Objectives: The aim of this study was to define qualitatively the nature and extent of white and gray matter abnormalities in a longitudinal population-based study of infants with very low birth weight. Perinatal factors were then related to the presence and severity of magnetic resonance imaging (MRI) abnormalities.
Methods: From November 1998 to December 2000, 100 consecutive premature infants admitted to the neonatal intensive care unit at Christchurch Women's Hospital were recruited (98% eligible) after informed parental consent to undergo an MRI scan at term equivalent. The scans were analyzed by a single neuroradiologist experienced in pediatric MRI, with a second independent scoring of the MRI using a combination of criteria for white matter (cysts, signal abnormality, loss of volume, ventriculomegaly, corpus callosal thinning, myelination) and gray matter (gray matter signal abnormality, gyration, subarachnoid space). Results were analyzed against individual item scores as well as the presence of moderate-severe white matter score, total gray matter score, and total brain score.
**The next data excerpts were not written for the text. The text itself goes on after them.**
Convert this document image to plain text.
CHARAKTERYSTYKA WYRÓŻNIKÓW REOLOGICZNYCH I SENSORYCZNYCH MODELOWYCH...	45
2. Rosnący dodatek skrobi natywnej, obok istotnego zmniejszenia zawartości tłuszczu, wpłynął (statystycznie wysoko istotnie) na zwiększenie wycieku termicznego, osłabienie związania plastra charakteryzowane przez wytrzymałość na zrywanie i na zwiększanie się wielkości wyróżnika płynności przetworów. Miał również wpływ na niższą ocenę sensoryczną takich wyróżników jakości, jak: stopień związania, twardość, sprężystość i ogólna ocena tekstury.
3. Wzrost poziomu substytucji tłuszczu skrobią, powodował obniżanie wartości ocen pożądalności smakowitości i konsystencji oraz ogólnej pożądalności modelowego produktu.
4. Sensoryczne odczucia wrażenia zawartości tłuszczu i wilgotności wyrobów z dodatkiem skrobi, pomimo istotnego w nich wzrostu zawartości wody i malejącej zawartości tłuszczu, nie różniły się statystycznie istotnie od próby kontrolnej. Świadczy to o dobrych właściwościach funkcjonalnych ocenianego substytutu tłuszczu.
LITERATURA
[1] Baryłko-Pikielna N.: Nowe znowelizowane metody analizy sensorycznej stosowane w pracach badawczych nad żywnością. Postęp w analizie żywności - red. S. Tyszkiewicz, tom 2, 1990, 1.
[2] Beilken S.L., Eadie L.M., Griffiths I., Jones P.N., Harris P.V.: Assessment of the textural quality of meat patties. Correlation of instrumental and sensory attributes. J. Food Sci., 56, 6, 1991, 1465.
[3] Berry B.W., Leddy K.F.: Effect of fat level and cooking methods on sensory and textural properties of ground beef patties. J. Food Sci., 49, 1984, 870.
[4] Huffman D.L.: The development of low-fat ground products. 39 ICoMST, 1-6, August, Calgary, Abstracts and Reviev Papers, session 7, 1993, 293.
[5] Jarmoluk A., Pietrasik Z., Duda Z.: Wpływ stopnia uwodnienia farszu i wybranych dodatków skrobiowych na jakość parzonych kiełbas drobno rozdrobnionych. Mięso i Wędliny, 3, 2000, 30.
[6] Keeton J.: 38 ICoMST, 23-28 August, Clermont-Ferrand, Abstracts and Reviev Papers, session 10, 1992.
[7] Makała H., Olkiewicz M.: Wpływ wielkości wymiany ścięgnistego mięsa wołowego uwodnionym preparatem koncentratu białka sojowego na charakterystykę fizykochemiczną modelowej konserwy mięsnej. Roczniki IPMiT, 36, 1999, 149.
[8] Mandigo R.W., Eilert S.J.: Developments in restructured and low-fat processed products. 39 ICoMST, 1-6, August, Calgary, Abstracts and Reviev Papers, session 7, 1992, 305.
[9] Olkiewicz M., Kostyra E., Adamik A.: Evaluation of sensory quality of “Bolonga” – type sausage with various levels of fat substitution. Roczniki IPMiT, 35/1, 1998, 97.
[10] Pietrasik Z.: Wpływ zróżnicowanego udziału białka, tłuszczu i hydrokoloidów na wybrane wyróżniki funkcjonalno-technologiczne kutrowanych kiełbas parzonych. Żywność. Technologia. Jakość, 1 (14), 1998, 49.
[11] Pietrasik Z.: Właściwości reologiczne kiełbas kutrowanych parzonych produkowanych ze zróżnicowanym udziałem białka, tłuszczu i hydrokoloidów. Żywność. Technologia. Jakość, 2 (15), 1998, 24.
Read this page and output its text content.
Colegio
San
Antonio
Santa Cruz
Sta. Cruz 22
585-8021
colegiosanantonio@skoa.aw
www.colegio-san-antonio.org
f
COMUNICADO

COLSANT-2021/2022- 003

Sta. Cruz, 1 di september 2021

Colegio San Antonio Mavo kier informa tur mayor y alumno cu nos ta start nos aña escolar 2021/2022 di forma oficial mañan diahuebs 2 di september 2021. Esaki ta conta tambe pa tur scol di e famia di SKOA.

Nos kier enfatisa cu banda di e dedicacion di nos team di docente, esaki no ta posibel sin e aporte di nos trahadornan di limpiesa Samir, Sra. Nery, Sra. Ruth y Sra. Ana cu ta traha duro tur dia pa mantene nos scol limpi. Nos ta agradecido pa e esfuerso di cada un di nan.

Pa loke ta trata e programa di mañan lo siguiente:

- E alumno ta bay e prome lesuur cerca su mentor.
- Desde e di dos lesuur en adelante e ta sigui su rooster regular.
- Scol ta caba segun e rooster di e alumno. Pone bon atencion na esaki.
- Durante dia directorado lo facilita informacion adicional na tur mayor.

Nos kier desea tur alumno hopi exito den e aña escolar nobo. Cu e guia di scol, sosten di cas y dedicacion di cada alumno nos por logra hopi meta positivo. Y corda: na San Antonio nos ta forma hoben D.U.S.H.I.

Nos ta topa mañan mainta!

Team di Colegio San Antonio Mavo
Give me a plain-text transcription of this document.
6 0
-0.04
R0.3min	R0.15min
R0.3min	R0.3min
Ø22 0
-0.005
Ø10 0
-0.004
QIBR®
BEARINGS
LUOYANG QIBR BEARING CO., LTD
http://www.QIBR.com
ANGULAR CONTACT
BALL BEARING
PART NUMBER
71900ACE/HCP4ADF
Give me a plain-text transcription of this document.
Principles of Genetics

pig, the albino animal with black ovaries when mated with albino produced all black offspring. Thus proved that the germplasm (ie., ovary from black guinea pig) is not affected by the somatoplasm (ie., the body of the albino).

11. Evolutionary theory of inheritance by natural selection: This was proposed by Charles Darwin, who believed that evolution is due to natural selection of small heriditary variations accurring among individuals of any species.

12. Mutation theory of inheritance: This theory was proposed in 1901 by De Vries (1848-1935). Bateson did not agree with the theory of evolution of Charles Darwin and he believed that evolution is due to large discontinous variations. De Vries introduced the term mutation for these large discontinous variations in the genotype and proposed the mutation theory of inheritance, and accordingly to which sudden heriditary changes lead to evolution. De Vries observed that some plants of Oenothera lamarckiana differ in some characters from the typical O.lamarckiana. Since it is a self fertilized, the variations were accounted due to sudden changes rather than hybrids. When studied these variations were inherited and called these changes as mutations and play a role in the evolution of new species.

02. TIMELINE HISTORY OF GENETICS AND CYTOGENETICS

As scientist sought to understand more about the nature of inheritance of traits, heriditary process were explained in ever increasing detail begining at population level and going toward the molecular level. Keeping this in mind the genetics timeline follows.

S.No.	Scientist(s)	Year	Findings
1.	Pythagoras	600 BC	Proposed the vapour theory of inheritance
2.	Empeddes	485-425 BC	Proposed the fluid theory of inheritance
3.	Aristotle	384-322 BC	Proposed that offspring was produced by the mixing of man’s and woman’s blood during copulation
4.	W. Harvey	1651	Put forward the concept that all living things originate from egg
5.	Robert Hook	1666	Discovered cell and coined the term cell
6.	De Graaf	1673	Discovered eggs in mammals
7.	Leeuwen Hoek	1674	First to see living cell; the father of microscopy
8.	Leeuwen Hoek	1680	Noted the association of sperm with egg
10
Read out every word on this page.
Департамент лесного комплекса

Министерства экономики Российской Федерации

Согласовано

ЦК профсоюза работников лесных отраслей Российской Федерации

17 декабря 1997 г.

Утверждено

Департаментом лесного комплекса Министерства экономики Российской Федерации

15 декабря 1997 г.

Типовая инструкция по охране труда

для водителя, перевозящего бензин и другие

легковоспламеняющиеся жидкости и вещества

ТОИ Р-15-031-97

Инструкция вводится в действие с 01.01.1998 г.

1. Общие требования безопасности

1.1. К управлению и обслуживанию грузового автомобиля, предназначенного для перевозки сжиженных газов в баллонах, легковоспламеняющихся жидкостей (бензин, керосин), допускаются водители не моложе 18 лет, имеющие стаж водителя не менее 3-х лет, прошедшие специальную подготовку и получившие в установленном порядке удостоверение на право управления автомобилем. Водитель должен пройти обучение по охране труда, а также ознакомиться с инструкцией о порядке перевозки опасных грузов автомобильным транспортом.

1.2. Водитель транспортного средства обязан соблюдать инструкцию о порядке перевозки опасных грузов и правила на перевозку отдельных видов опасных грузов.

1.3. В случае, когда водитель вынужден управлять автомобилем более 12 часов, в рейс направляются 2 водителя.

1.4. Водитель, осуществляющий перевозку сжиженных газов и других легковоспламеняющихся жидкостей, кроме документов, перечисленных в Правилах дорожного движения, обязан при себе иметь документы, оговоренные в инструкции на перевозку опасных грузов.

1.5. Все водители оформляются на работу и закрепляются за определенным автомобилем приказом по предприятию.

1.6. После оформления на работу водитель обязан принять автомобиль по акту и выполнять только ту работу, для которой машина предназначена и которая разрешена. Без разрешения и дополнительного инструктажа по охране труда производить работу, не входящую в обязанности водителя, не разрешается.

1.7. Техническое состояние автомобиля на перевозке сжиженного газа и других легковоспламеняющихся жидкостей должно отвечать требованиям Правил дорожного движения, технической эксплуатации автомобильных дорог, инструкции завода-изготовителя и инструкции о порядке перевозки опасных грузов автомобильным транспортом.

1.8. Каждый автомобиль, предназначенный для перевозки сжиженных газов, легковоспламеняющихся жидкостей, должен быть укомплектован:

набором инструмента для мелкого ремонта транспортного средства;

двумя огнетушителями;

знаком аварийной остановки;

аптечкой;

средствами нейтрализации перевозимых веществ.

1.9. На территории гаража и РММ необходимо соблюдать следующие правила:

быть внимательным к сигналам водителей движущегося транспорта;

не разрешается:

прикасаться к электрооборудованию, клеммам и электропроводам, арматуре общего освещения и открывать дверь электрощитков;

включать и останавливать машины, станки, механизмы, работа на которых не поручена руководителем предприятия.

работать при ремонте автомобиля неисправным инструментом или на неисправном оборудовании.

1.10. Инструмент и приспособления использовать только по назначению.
Results: The mean gestational age was 27.9+/-2.4 weeks (range, 23-32 weeks), and mean birth weight was 1063+/-292 g. The greatest univariate predictors for moderate-severe white matter abnormality were lower gestational age (odds ratio [OR], 1.3; 95% confidence interval [CI], 1.1-1.7; P<.01), maternal fever (OR, 2.2; 95% CI, 1.1-4.6; P<.04), proven sepsis in the infant at delivery (OR, 1.8; 95% CI, 1.1-3.6; P=0.03), inotropic support (OR, 2.7; 95% CI, 1.5-4.5; P<.001), patent ductus arteriosus (OR, 2.2; 95% CI, 1.2-3.8; P=.01), grade III/IV intraventricular hemorrhage (P=.015), and the occurrence of a pneumothorax (P=.05). There was a significant protective effect of intrauterine growth restriction (OR, 0.51; 95% CI, 0.23-0.99; P=.04). Gray matter abnormality was highly related to the presence and severity of white matter abnormality. A unique pattern of cerebral abnormality consisting of significant diffuse white matter atrophy, ventriculomegaly, immature gyral development, and enlarged subarachnoid space was found in 10 of 11 infants with birth gestation <26 weeks. Given the later outcome of these infants, this pattern may have very high risk for later global neurodevelopmental disability.
Conclusions: This MRI study confirms a high incidence of cerebral white matter abnormality at term in an unselected population of premature infants, which is predominantly a result of noncystic injury in the extremely immature infant. We confirm that the major perinatal risk factors for white matter abnormality are related to perinatal infection, particularly maternal fever and infant sepsis, and hypotension with inotrope use. We have defined a distinct pattern of diffuse white and gray matter abnormality in the extremely immature infant.